Diego Galeano
- Full name: Diego Sebastian Galeano
- Country (sports): Paraguay
- Born: 1 February 1992 (age 33) Asunción, Paraguay
- Height: 5 ft 11 in (180 cm)
- Plays: Right-handed
- Prize money: $8,447

Singles
- Career record: 9–5
- Highest ranking: No. 663 (15 August 2011)

Doubles
- Career record: 2–5
- Highest ranking: No. 411 (15 August 2011)

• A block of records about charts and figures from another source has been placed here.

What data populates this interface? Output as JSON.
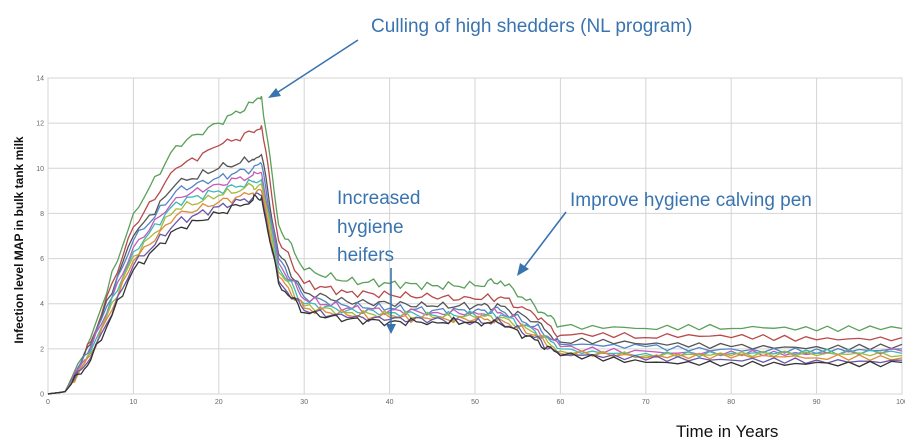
{
  "chart_data": {
    "type": "line",
    "title": "",
    "xlabel": "Time in Years",
    "ylabel": "Infection level MAP in bulk tank milk",
    "xlim": [
      0,
      100
    ],
    "ylim": [
      0,
      14
    ],
    "x_ticks": [
      0,
      10,
      20,
      30,
      40,
      50,
      60,
      70,
      80,
      90,
      100
    ],
    "y_ticks": [
      0,
      2,
      4,
      6,
      8,
      10,
      12,
      14
    ],
    "grid": true,
    "legend": "none",
    "annotations": [
      {
        "text": "Culling of high shedders (NL program)"
      },
      {
        "text": "Increased"
      },
      {
        "text": "hygiene"
      },
      {
        "text": "heifers"
      },
      {
        "text": "Improve hygiene calving pen"
      }
    ],
    "series": [
      {
        "color": "#5aa05a",
        "values": [
          [
            0,
            0
          ],
          [
            2,
            0.1
          ],
          [
            5,
            2.5
          ],
          [
            10,
            8.0
          ],
          [
            15,
            11.0
          ],
          [
            20,
            12.0
          ],
          [
            24,
            12.9
          ],
          [
            25,
            13.2
          ],
          [
            27,
            7.5
          ],
          [
            30,
            5.5
          ],
          [
            35,
            5.0
          ],
          [
            40,
            4.9
          ],
          [
            45,
            4.8
          ],
          [
            50,
            4.8
          ],
          [
            53,
            5.0
          ],
          [
            57,
            3.9
          ],
          [
            60,
            3.0
          ],
          [
            70,
            2.9
          ],
          [
            80,
            2.9
          ],
          [
            90,
            2.8
          ],
          [
            100,
            2.9
          ]
        ]
      },
      {
        "color": "#b84a4a",
        "values": [
          [
            0,
            0
          ],
          [
            2,
            0.1
          ],
          [
            5,
            2.3
          ],
          [
            10,
            7.4
          ],
          [
            15,
            10.0
          ],
          [
            20,
            11.0
          ],
          [
            24,
            11.6
          ],
          [
            25,
            11.9
          ],
          [
            27,
            6.8
          ],
          [
            30,
            4.9
          ],
          [
            35,
            4.5
          ],
          [
            40,
            4.4
          ],
          [
            45,
            4.3
          ],
          [
            50,
            4.2
          ],
          [
            53,
            4.3
          ],
          [
            57,
            3.5
          ],
          [
            60,
            2.6
          ],
          [
            70,
            2.5
          ],
          [
            80,
            2.5
          ],
          [
            90,
            2.4
          ],
          [
            100,
            2.5
          ]
        ]
      },
      {
        "color": "#555555",
        "values": [
          [
            0,
            0
          ],
          [
            2,
            0.1
          ],
          [
            5,
            2.2
          ],
          [
            10,
            7.0
          ],
          [
            15,
            9.3
          ],
          [
            20,
            10.0
          ],
          [
            24,
            10.4
          ],
          [
            25,
            10.6
          ],
          [
            27,
            6.2
          ],
          [
            30,
            4.5
          ],
          [
            35,
            4.1
          ],
          [
            40,
            4.0
          ],
          [
            45,
            3.9
          ],
          [
            50,
            3.9
          ],
          [
            53,
            3.9
          ],
          [
            57,
            3.2
          ],
          [
            60,
            2.3
          ],
          [
            70,
            2.2
          ],
          [
            80,
            2.1
          ],
          [
            90,
            2.1
          ],
          [
            100,
            2.2
          ]
        ]
      },
      {
        "color": "#4f86c6",
        "values": [
          [
            0,
            0
          ],
          [
            2,
            0.1
          ],
          [
            5,
            2.1
          ],
          [
            10,
            6.8
          ],
          [
            15,
            9.0
          ],
          [
            20,
            9.6
          ],
          [
            24,
            10.0
          ],
          [
            25,
            10.2
          ],
          [
            27,
            6.0
          ],
          [
            30,
            4.3
          ],
          [
            35,
            3.9
          ],
          [
            40,
            3.8
          ],
          [
            45,
            3.7
          ],
          [
            50,
            3.7
          ],
          [
            53,
            3.7
          ],
          [
            57,
            3.0
          ],
          [
            60,
            2.2
          ],
          [
            70,
            2.1
          ],
          [
            80,
            2.0
          ],
          [
            90,
            2.0
          ],
          [
            100,
            2.0
          ]
        ]
      },
      {
        "color": "#c45cb6",
        "values": [
          [
            0,
            0
          ],
          [
            2,
            0.1
          ],
          [
            5,
            2.0
          ],
          [
            10,
            6.5
          ],
          [
            15,
            8.7
          ],
          [
            20,
            9.3
          ],
          [
            24,
            9.7
          ],
          [
            25,
            9.8
          ],
          [
            27,
            5.8
          ],
          [
            30,
            4.2
          ],
          [
            35,
            3.8
          ],
          [
            40,
            3.7
          ],
          [
            45,
            3.6
          ],
          [
            50,
            3.6
          ],
          [
            53,
            3.6
          ],
          [
            57,
            2.9
          ],
          [
            60,
            2.1
          ],
          [
            70,
            1.9
          ],
          [
            80,
            1.9
          ],
          [
            90,
            1.8
          ],
          [
            100,
            1.9
          ]
        ]
      },
      {
        "color": "#3cb8b8",
        "values": [
          [
            0,
            0
          ],
          [
            2,
            0.1
          ],
          [
            5,
            1.9
          ],
          [
            10,
            6.3
          ],
          [
            15,
            8.5
          ],
          [
            20,
            9.0
          ],
          [
            24,
            9.4
          ],
          [
            25,
            9.5
          ],
          [
            27,
            5.6
          ],
          [
            30,
            4.0
          ],
          [
            35,
            3.7
          ],
          [
            40,
            3.6
          ],
          [
            45,
            3.5
          ],
          [
            50,
            3.5
          ],
          [
            53,
            3.5
          ],
          [
            57,
            2.8
          ],
          [
            60,
            2.0
          ],
          [
            70,
            1.8
          ],
          [
            80,
            1.8
          ],
          [
            90,
            1.8
          ],
          [
            100,
            1.8
          ]
        ]
      },
      {
        "color": "#a6b83c",
        "values": [
          [
            0,
            0
          ],
          [
            2,
            0.1
          ],
          [
            5,
            1.8
          ],
          [
            10,
            6.1
          ],
          [
            15,
            8.2
          ],
          [
            20,
            8.8
          ],
          [
            24,
            9.2
          ],
          [
            25,
            9.3
          ],
          [
            27,
            5.4
          ],
          [
            30,
            3.9
          ],
          [
            35,
            3.6
          ],
          [
            40,
            3.5
          ],
          [
            45,
            3.4
          ],
          [
            50,
            3.4
          ],
          [
            53,
            3.4
          ],
          [
            57,
            2.7
          ],
          [
            60,
            1.9
          ],
          [
            70,
            1.7
          ],
          [
            80,
            1.7
          ],
          [
            90,
            1.7
          ],
          [
            100,
            1.7
          ]
        ]
      },
      {
        "color": "#e08a3c",
        "values": [
          [
            0,
            0
          ],
          [
            2,
            0.1
          ],
          [
            5,
            1.7
          ],
          [
            10,
            5.9
          ],
          [
            15,
            7.9
          ],
          [
            20,
            8.5
          ],
          [
            24,
            8.9
          ],
          [
            25,
            9.0
          ],
          [
            27,
            5.2
          ],
          [
            30,
            3.8
          ],
          [
            35,
            3.5
          ],
          [
            40,
            3.4
          ],
          [
            45,
            3.3
          ],
          [
            50,
            3.3
          ],
          [
            53,
            3.3
          ],
          [
            57,
            2.6
          ],
          [
            60,
            1.8
          ],
          [
            70,
            1.6
          ],
          [
            80,
            1.6
          ],
          [
            90,
            1.6
          ],
          [
            100,
            1.6
          ]
        ]
      },
      {
        "color": "#6a55a8",
        "values": [
          [
            0,
            0
          ],
          [
            2,
            0.1
          ],
          [
            5,
            1.6
          ],
          [
            10,
            5.7
          ],
          [
            15,
            7.6
          ],
          [
            20,
            8.3
          ],
          [
            24,
            8.7
          ],
          [
            25,
            8.8
          ],
          [
            27,
            5.0
          ],
          [
            30,
            3.7
          ],
          [
            35,
            3.4
          ],
          [
            40,
            3.3
          ],
          [
            45,
            3.3
          ],
          [
            50,
            3.2
          ],
          [
            53,
            3.2
          ],
          [
            57,
            2.5
          ],
          [
            60,
            1.7
          ],
          [
            70,
            1.5
          ],
          [
            80,
            1.5
          ],
          [
            90,
            1.5
          ],
          [
            100,
            1.5
          ]
        ]
      },
      {
        "color": "#333333",
        "values": [
          [
            0,
            0
          ],
          [
            2,
            0.1
          ],
          [
            5,
            1.5
          ],
          [
            10,
            5.5
          ],
          [
            15,
            7.3
          ],
          [
            20,
            8.0
          ],
          [
            24,
            8.6
          ],
          [
            25,
            8.7
          ],
          [
            27,
            4.9
          ],
          [
            30,
            3.6
          ],
          [
            35,
            3.3
          ],
          [
            40,
            3.2
          ],
          [
            45,
            3.2
          ],
          [
            50,
            3.2
          ],
          [
            53,
            3.1
          ],
          [
            57,
            2.4
          ],
          [
            60,
            1.7
          ],
          [
            70,
            1.4
          ],
          [
            80,
            1.4
          ],
          [
            90,
            1.4
          ],
          [
            100,
            1.4
          ]
        ]
      }
    ]
  }
}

National Secretary of Sports
- In office 25 May 2022 – 15 August 2023
- President: Mario Abdo Benítez
- Preceded by: Fátima Morales
- Succeeded by: César Ramírez

Medal record
Pan American Games
| Bronze medal – third place | 2015 Toronto | Mixed Doubles |

= Diego Galeano (tennis) =

Paraguayan tennis player (born 1992)

Diego Sebastian Galeano (born 1 February 1992) is a Paraguayan former professional tennis player.

==Tennis career==
Born in Asunción, Galeano was a top 100 junior and made his Davis Cup debut as a 17-year old in 2009. He represented Paraguay at the 2010 Summer Youth Olympics, where he lost a bronze medal playoff in the doubles.

Galeano played college tennis for Baylor University from 2012 to 2015. He won the USTA/ITA Texas Regional singles championship in 2013 and was a doubles semi-finalist (with Julian Lenz) at the 2015 NCAA Championships.

In 2015 he competed at the Pan American Games in Toronto and won a bronze medal in the mixed doubles, partnering Verónica Cepede Royg. He made it through to the quarter-finals of the singles draw, beating seeded players Marcelo Arévalo and Giovanni Lapentti en route.

Galeano has featured in a total of 13 ties for the Paraguay Davis Cup team, most recently in 2018.